I thank my hon. Friend for clarifying that position, which will no doubt give Caroline Lucas as much comfort as it has given me.

I want to make some more comments on investor confidence, which is central to this afternoon’s debate. Since the referendum, I have met investors from across the energy spectrum: nuclear, renewables, energy efficiency—all areas in which we need investment. Yesterday, I spoke to members of the managing board of Siemens to reassure them of the commitments that I am setting out here today. Officials across my Department have regularly kept in contact with investors and energy companies to reiterate that message.

The message from business is clear. It still sees the UK is a great place to invest in. Britain remains one of the best places in the world in which to live and to do business. We have the rule of law, low taxes, a strong finance sector and a talented, creative and determined workforce. We have to build on those strengths, not turn away from them. Those factors combine with a clear energy policy framework and a strong investment-friendly economy to make the UK an ideal place to attract much-needed energy investment. The UK has been the fourth highest investor in clean energy globally for the past five years. This is investment in the energy infrastructure that we need to underpin a strong competitive economy, and this Government will do all we can to ensure that the UK remains an attractive place for investment. Whatever settlement we decide on in the coming months, those fundamentals will remain unchanged.

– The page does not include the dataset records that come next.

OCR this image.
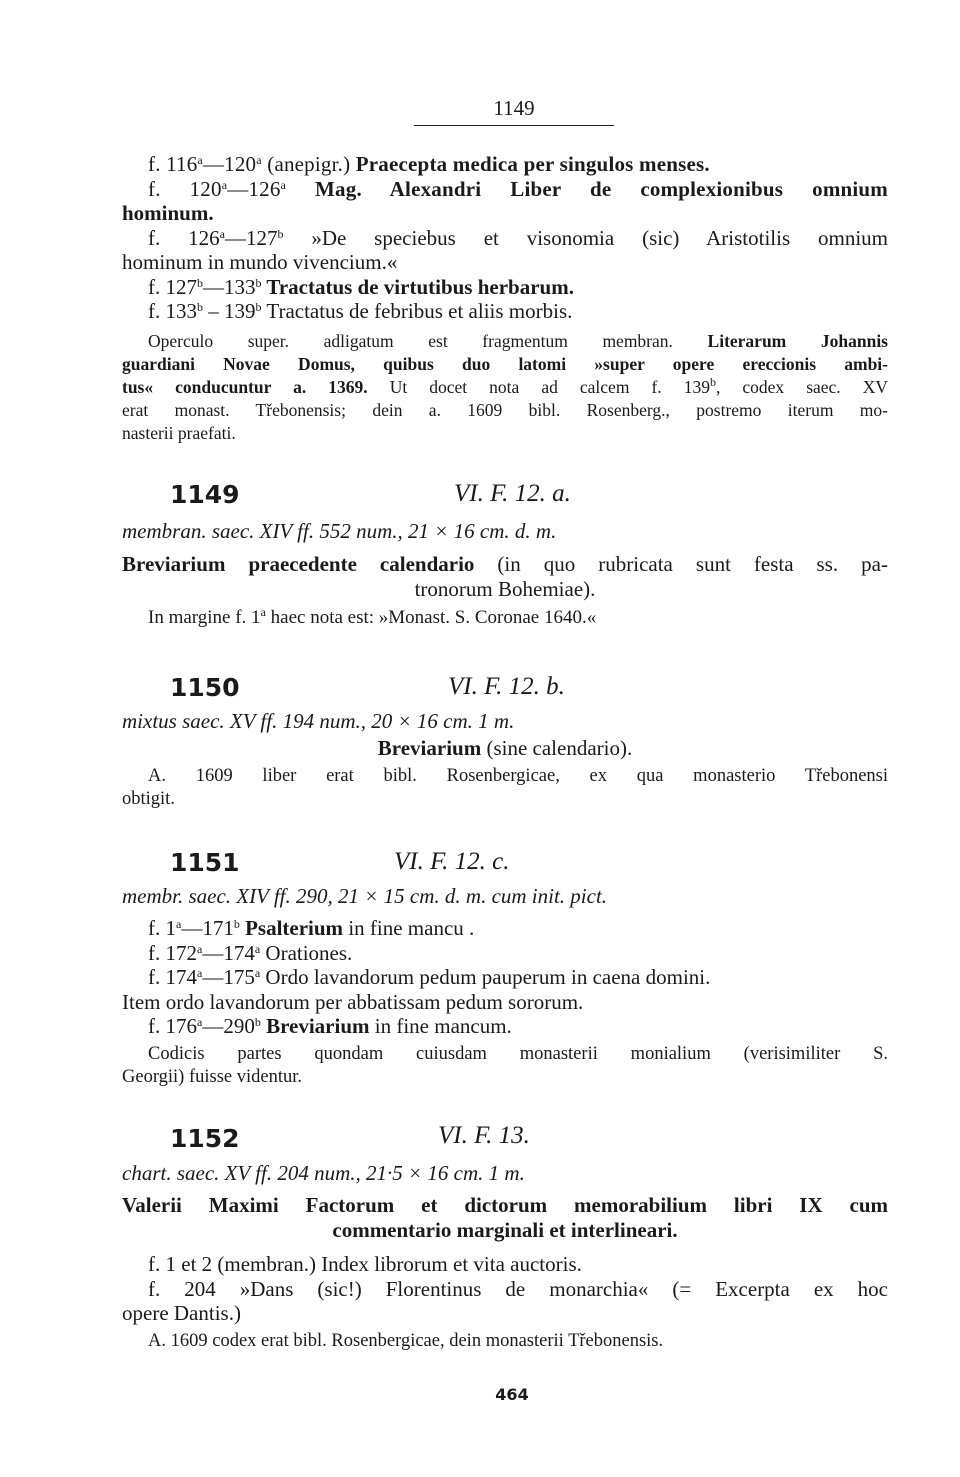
1149
f. 116$^a$—120$^a$ (anepigr.) Praecepta medica per singulos menses.
f. 120$^a$—126$^a$ Mag. Alexandri Liber de complexionibus omnium
hominum.
f. 126$^a$—127$^b$ »De speciebus et visonomia (sic) Aristotilis omnium
hominum in mundo vivencium.«
f. 127$^b$—133$^b$ Tractatus de virtutibus herbarum.
f. 133$^b$ – 139$^b$ Tractatus de febribus et aliis morbis.
Operculo super. adligatum est fragmentum membran. Literarum Johannis
guardiani Novae Domus, quibus duo latomi »super opere ereccionis ambi-
tus« conducuntur a. 1369. Ut docet nota ad calcem f. 139$^b$, codex saec. XV
erat monast. Třebonensis; dein a. 1609 bibl. Rosenberg., postremo iterum mo-
nasterii praefati.
1149	VI. F. 12. a.
membran. saec. XIV ff. 552 num., 21 × 16 cm. d. m.
Breviarium praecedente calendario (in quo rubricata sunt festa ss. pa-
tronorum Bohemiae).
In margine f. 1$^a$ haec nota est: »Monast. S. Coronae 1640.«
1150	VI. F. 12. b.
mixtus saec. XV ff. 194 num., 20 × 16 cm. 1 m.
Breviarium (sine calendario).
A. 1609 liber erat bibl. Rosenbergicae, ex qua monasterio Třebonensi
obtigit.
1151	VI. F. 12. c.
membr. saec. XIV ff. 290, 21 × 15 cm. d. m. cum init. pict.
f. 1$^a$—171$^b$ Psalterium in fine mancu .
f. 172$^a$—174$^a$ Orationes.
f. 174$^a$—175$^a$ Ordo lavandorum pedum pauperum in caena domini.
Item ordo lavandorum per abbatissam pedum sororum.
f. 176$^a$—290$^b$ Breviarium in fine mancum.
Codicis partes quondam cuiusdam monasterii monialium (verisimiliter S.
Georgii) fuisse videntur.
1152	VI. F. 13.
chart. saec. XV ff. 204 num., 21·5 × 16 cm. 1 m.
Valerii Maximi Factorum et dictorum memorabilium libri IX cum
commentario marginali et interlineari.
f. 1 et 2 (membran.) Index librorum et vita auctoris.
f. 204 »Dans (sic!) Florentinus de monarchia« (= Excerpta ex hoc
opere Dantis.)
A. 1609 codex erat bibl. Rosenbergicae, dein monasterii Třebonensis.
464
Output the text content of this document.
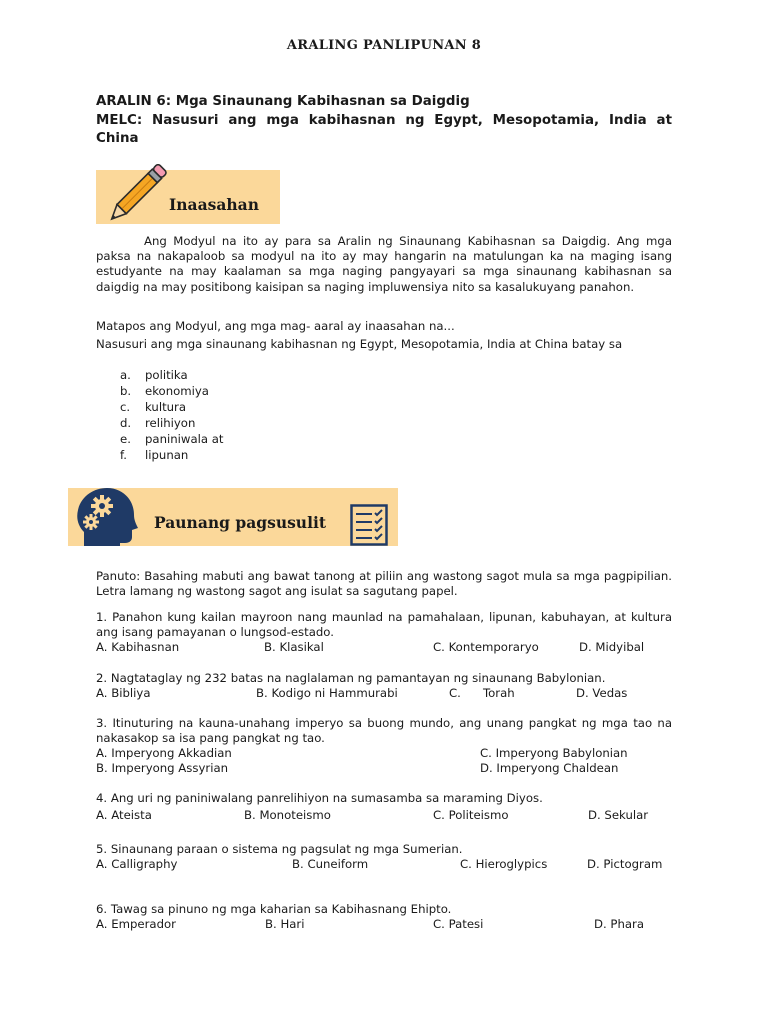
ARALING PANLIPUNAN 8
ARALIN 6: Mga Sinaunang Kabihasnan sa Daigdig
MELC: Nasusuri ang mga kabihasnan ng Egypt, Mesopotamia, India at China
Inaasahan
Ang Modyul na ito ay para sa Aralin ng Sinaunang Kabihasnan sa Daigdig. Ang mga paksa na nakapaloob sa modyul na ito ay may hangarin na matulungan ka na maging isang estudyante na may kaalaman sa mga naging pangyayari sa mga sinaunang kabihasnan sa daigdig na may positibong kaisipan sa naging impluwensiya nito sa kasalukuyang panahon.
Matapos ang Modyul, ang mga mag- aaral ay inaasahan na...
Nasusuri ang mga sinaunang kabihasnan ng Egypt, Mesopotamia, India at China batay sa
a. politika
b. ekonomiya
c. kultura
d. relihiyon
e. paniniwala at
f. lipunan
Paunang pagsusulit
Panuto: Basahing mabuti ang bawat tanong at piliin ang wastong sagot mula sa mga pagpipilian. Letra lamang ng wastong sagot ang isulat sa sagutang papel.
1. Panahon kung kailan mayroon nang maunlad na pamahalaan, lipunan, kabuhayan, at kultura ang isang pamayanan o lungsod-estado.
A. Kabihasnan	B. Klasikal	C. Kontemporaryo	D. Midyibal
2. Nagtataglay ng 232 batas na naglalaman ng pamantayan ng sinaunang Babylonian.
A. Bibliya	B. Kodigo ni Hammurabi	C. Torah	D. Vedas
3. Itinuturing na kauna-unahang imperyo sa buong mundo, ang unang pangkat ng mga tao na nakasakop sa isa pang pangkat ng tao.
A. Imperyong Akkadian	C. Imperyong Babylonian
B. Imperyong Assyrian	D. Imperyong Chaldean
4. Ang uri ng paniniwalang panrelihiyon na sumasamba sa maraming Diyos.
A. Ateista	B. Monoteismo	C. Politeismo	D. Sekular
5. Sinaunang paraan o sistema ng pagsulat ng mga Sumerian.
A. Calligraphy	B. Cuneiform	C. Hieroglypics	D. Pictogram
6. Tawag sa pinuno ng mga kaharian sa Kabihasnang Ehipto.
A. Emperador	B. Hari	C. Patesi	D. Phara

I want to underline our commitment to addressing climate change. Climate change has not been downgraded as a threat. It remains one of the most serious long-term risks to our economic and national security. I attended the world-class team of British diplomats at last year’s Paris climate talks. Our efforts were central to delivering that historic deal, and the UK will not step back from that international leadership. We must not turn our back on Europe or the world. Our relationships with the United States, China, India and Japan and with other European countries will stand us in strong stead as we deliver on the promises made in Paris. At the heart of that commitment is our own Climate Change Act 2008. The Act was not imposed on us by the EU; it was entirely home grown. It was also a world first and a prime example of the UK setting the agenda that others are now following. And let us not forget that it was delivered with unanimous support from right across the House.